Where Pro Still Wins: Know Before You Migrate
Two workload types should give developers pause before migrating entirely. First, long-context retrieval: Flash shows a 7.6-point regression on MRCR v2 at 128k tokens compared to Pro. If your application reads and synthesizes large documents — legal review, compliance checks, contract extraction — that regression is real and worth testing before committing. Gemini 3.1 Pro also supports a 2M token context window versus Flash’s 1M. For most teams 1 million tokens is more than enough, but for those processing multi-document legal corpora or book-length technical specifications, the larger window remains relevant.
Second, abstract reasoning at the frontier level: Pro holds an advantage on ARC-AGI-2. If your application handles novel problem solving, research synthesis, or complex multi-step deduction without tool use, Pro is still the better default. The practical heuristic: the closer your workload is to agentic — looping, tool use, coding — the more Flash wins. The closer it is to long-document Q&A, the more Pro wins.

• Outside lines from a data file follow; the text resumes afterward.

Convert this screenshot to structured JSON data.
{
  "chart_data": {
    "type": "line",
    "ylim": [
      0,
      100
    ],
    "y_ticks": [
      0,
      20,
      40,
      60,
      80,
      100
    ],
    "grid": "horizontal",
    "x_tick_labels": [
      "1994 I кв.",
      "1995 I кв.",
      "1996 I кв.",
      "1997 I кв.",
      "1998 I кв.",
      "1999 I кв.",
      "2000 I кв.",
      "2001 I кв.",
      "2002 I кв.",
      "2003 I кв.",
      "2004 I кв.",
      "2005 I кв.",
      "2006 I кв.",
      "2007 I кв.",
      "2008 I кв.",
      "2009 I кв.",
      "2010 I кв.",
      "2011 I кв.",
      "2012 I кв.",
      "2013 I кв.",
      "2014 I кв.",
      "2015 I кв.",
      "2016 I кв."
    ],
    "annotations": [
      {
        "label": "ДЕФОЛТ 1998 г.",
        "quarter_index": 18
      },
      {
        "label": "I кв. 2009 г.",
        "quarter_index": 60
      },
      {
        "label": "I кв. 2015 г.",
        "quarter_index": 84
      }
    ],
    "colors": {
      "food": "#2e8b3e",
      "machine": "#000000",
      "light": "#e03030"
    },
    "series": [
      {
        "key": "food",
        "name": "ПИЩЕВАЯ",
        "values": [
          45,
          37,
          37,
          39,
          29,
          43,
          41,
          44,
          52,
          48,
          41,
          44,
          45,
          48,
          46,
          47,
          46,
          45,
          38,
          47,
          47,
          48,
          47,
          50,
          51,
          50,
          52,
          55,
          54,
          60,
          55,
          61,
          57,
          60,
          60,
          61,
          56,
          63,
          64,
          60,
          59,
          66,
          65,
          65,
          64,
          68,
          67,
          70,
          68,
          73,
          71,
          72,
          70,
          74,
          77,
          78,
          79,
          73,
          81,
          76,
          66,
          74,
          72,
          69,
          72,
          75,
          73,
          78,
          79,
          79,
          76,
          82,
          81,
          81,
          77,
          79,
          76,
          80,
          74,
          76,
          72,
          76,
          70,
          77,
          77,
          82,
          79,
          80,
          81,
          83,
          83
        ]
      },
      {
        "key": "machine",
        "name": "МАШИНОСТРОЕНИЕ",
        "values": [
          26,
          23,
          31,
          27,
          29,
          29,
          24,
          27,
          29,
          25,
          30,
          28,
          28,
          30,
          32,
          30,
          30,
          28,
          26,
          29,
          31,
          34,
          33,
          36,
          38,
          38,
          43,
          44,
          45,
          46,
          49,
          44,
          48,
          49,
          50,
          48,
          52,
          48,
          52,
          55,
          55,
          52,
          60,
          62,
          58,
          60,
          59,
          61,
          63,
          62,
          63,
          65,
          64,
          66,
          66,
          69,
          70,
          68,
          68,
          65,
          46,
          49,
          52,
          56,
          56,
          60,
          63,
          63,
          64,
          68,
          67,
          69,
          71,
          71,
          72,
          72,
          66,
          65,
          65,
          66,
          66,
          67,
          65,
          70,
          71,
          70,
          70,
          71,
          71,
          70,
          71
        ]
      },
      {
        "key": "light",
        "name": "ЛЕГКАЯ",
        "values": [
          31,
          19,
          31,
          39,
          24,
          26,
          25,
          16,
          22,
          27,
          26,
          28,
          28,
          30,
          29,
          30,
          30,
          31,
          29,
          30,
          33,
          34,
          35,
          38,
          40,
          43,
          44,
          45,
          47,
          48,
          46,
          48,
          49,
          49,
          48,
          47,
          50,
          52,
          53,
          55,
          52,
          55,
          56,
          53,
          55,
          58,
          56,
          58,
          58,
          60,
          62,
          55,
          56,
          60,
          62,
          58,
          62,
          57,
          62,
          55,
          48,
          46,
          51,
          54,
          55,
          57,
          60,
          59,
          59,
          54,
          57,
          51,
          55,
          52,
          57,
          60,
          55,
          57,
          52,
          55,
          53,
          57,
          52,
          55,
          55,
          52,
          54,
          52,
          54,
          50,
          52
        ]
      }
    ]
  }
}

How to Migrate: The Actual Code Changes
The migration is straightforward. The model name changes, one parameter changes, and two parameters should be removed. Per the official Gemini API migration guide, here are the changes:
Update your model ID:
# Before
model='gemini-3.1-pro' # or 'gemini-3-flash-preview'
# After
model='gemini-3.5-flash'
Update the thinking parameter. Google changed this from an integer to a string enum:
# Before
config={'thinking': {'thinking_budget': 8000}}
# After
config={'thinking': {'thinking_level': 'medium'}}
# Options: 'minimal', 'low', 'medium', 'high'
# Default is 'medium' — changed from 'high' in the preview
Remove temperature, top_p, and top_k from your configuration. Google no longer recommends setting these for 3.5 models; manual overrides can degrade performance on the new architecture. If you use function calling, add id and name fields to all FunctionResponse parts — they must match the preceding function calls, and missing them causes errors in production.

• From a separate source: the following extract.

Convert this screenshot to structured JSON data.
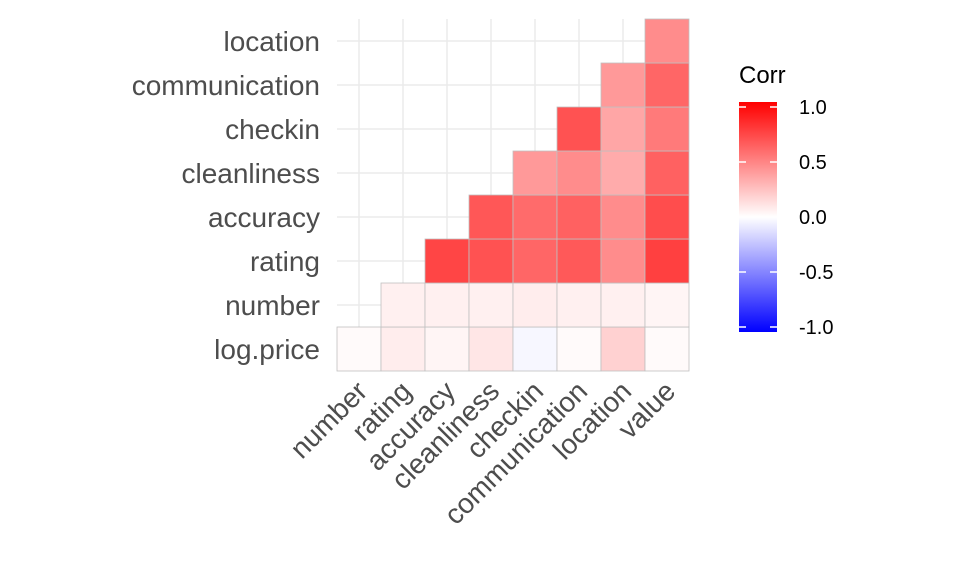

After migrating, test your specific workloads at the medium thinking level. The default dropped from high to medium, which means faster and cheaper responses but potentially lower quality on tasks requiring deep reasoning. If you notice regressions, switch to thinking_level: 'high' for those specific calls.
What About Gemini 3.5 Pro?
Google confirmed at I/O that Gemini 3.5 Pro is “being used internally” and will roll out in June 2026. Developers on 3.1 Pro for quality reasons face a clear decision: migrate to Flash now and get better agentic performance immediately, or wait six weeks for 3.5 Pro, which will likely reclaim the lead on reasoning benchmarks. The answer depends on your workload. If you are primarily building agentic systems — coding agents, tool-use pipelines, multi-step workflows — there is no reason to wait. Flash already leads that category.
The conventional wisdom about Flash being the speed-optimized, quality-compromised option has been wrong since May 19. Update your model config accordingly.